The journalist remained on Canal+ with a programme called "Españoles NBA" and through various reports on the programme Informe Robinson. He has also collaborated with Onda Cero since 2006. Daimiel returned to basketball broadcasting in June 2009, commenting on the playoffs and the final in which Pau Gasol became the first Spaniard to win the NBA with the Los Angeles Lakers. From then on, he returned to his previous job as NBA commentator for Canal+. In the summer of 2010, Daimiel was hired to be a regular commentator for Cadena SER and a columnist for Diario AS. Antoni Daimiel continues to collaborate in the Official NBA Magazine and has become the promotional image of the NBA 2K11 videogame.

Throughout his career, he has participated in two programmes that have received the Ondas Award: El día después (1992) and Informe Robinson (2009).
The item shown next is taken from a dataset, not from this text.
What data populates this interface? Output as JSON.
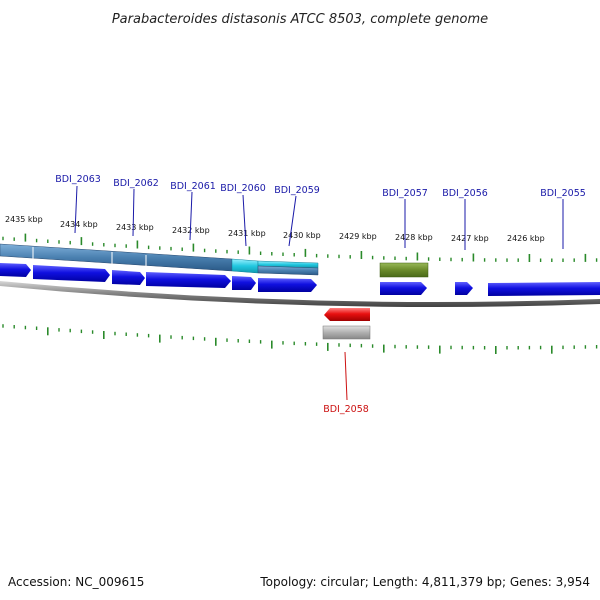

He also received the 1996 Aros de Oro award for best sports report at the Jaca Sports Film Festival.

In May 2013, he published a book entitled El sueño de mi desvelo, in which he recounts anecdotes and testimonies from his nightly NBA broadcasts and his travels around the United States.

Together with Guille Giménez, he currently forms the main duo of NBA narrators in Spain on Movistar+. Together with Guille and Piti Hurtado, he hosts the weekly show Generación NBA.
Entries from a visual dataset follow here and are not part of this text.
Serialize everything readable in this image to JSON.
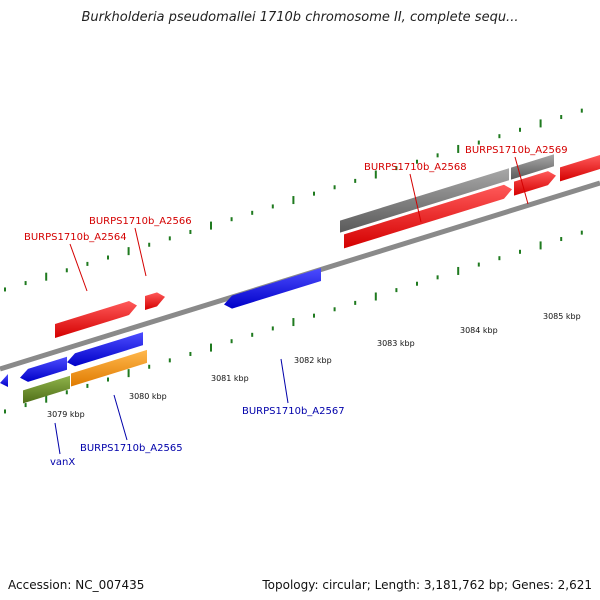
{
  "title": "Burkholderia pseudomallei 1710b chromosome II, complete sequ...",
  "footer": {
    "accession": "Accession: NC_007435",
    "topology": "Topology: circular; Length: 3,181,762 bp; Genes: 2,621"
  },
  "colors": {
    "forward_label": "#d40000",
    "reverse_label": "#0000aa",
    "red_gene": "#ff0000",
    "blue_gene": "#0000ff",
    "gray_gene": "#777777",
    "green_gene": "#6b8e23",
    "orange_gene": "#ff9900",
    "tick": "#1f7a1f",
    "backbone": "#8a8a8a"
  },
  "ticks": [
    "3079 kbp",
    "3080 kbp",
    "3081 kbp",
    "3082 kbp",
    "3083 kbp",
    "3084 kbp",
    "3085 kbp"
  ],
  "genes": [
    {
      "label": "BURPS1710b_A2564",
      "strand": "forward",
      "color": "red"
    },
    {
      "label": "BURPS1710b_A2566",
      "strand": "forward",
      "color": "red"
    },
    {
      "label": "BURPS1710b_A2568",
      "strand": "forward",
      "color": "red"
    },
    {
      "label": "BURPS1710b_A2569",
      "strand": "forward",
      "color": "gray"
    },
    {
      "label": "BURPS1710b_A2567",
      "strand": "reverse",
      "color": "blue"
    },
    {
      "label": "BURPS1710b_A2565",
      "strand": "reverse",
      "color": "orange"
    },
    {
      "label": "vanX",
      "strand": "reverse",
      "color": "green"
    }
  ]
}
Since 2015, he has also presented, together with Juanma López Iturriaga the programme "Colgados del Aro" on the YouTube platform.

In February 2021, he receives the 'Gigante Comunicación' award at the 33rd 'Gigantes del Basket magazine awards, in recognition of his career.

== NBA Finals broadcast ==
Daimiel, since he has been part of the Canal+ (now Movistar+) staff, has broadcast, live from the United States, several NBA All-Star Games, as well as almost all of the NBA Finals since 1996, teaming up with Andrés Montes, David Carnicero and Guille Giménez:

| Year | Western Conference Champion | Result | Eastern Conference Champion | Narrator |
|---|---|---|---|---|
| 1996 – Details | Seattle SuperSonics | 2–4 | Chicago Bulls | Andrés Montes |
| 1997 – Details | Utah Jazz | 2–4 | Chicago Bulls | Andrés Montes |
| 1998 – Details | Utah Jazz | 2–4 | Chicago Bulls | Andrés Montes |
| 1999 – Details | San Antonio Spurs | 4–1 | New York Knicks | Andrés Montes |
| 2000 – Details | Los Angeles Lakers | 4–2 | Indiana Pacers | Andrés Montes |
| 2001 – Details | Los Angeles Lakers | 4–1 | Philadelphia 76ers | Andrés Montes |
| 2002 – Details | Los Angeles Lakers | 4–0 | New Jersey Nets | Andrés Montes |
| 2003 – Details | San Antonio Spurs | 4–2 | New Jersey Nets | Andrés Montes |
| 2004 – Details | Los Angeles Lakers | 1–4 | Detroit Pistons | Andrés Montes |
| 2005 – Details | San Antonio Spurs | 4–3 | Detroit Pistons | Andrés Montes |
| 2006 – Details | Dallas Mavericks | 2–4 | Miami Heat | David Carnicero |
| 2007 – Details | San Antonio Spurs | 4–0 | Cleveland Cavaliers | David Carnicero |
| 2009 – Details | Los Angeles Lakers | 4–1 | Orlando Magic | David Carnicero |
| 2010 – Details | Los Angeles Lakers | 4–3 | Boston Celtics | David Carnicero |
| 2011 – Details | Dallas Mavericks | 4–2 | Miami Heat | David Carnicero |
| 2012 – Details | Oklahoma City Thunder | 1–4 | Miami Heat | David Carnicero |
| 2013 – Details | San Antonio Spurs | 3–4 | Miami Heat | David Carnicero |
| 2014 – Details | San Antonio Spurs | 4–1 | Miami Heat | David Carnicero |
| 2015 – Details | Golden State Warriors | 4–2 | Cleveland Cavaliers | David Carnicero |
| 2016 – Details | Golden State Warriors | 3–4 | Cleveland Cavaliers | Guille Giménez |
| 2017 – Details | Golden State Warriors | 4–1 | Cleveland Cavaliers | Guille Giménez |
| 2018 – Details | Golden State Warriors | 4–0 | Cleveland Cavaliers | Guille Giménez |
| 2019 – Details | Golden State Warriors | 2–4 | Toronto Raptors | Guille Giménez |
| 2020 – Details | Los Angeles Lakers | 4–2 | Miami Heat | Guille Giménez |
| 2021 – Details | Milwaukee Bucks | 4–2 | Phoenix Suns | Guille Giménez |

- The 2020 and 2021 finals were broadcast from the Movistar+ studios (in Tres Cantos, Spain), due to travel constraints due to the COVID-19 pandemic.

== Publications ==

- (ISBN 9788415242239) El sueño de mi desvelo (2013), Corner.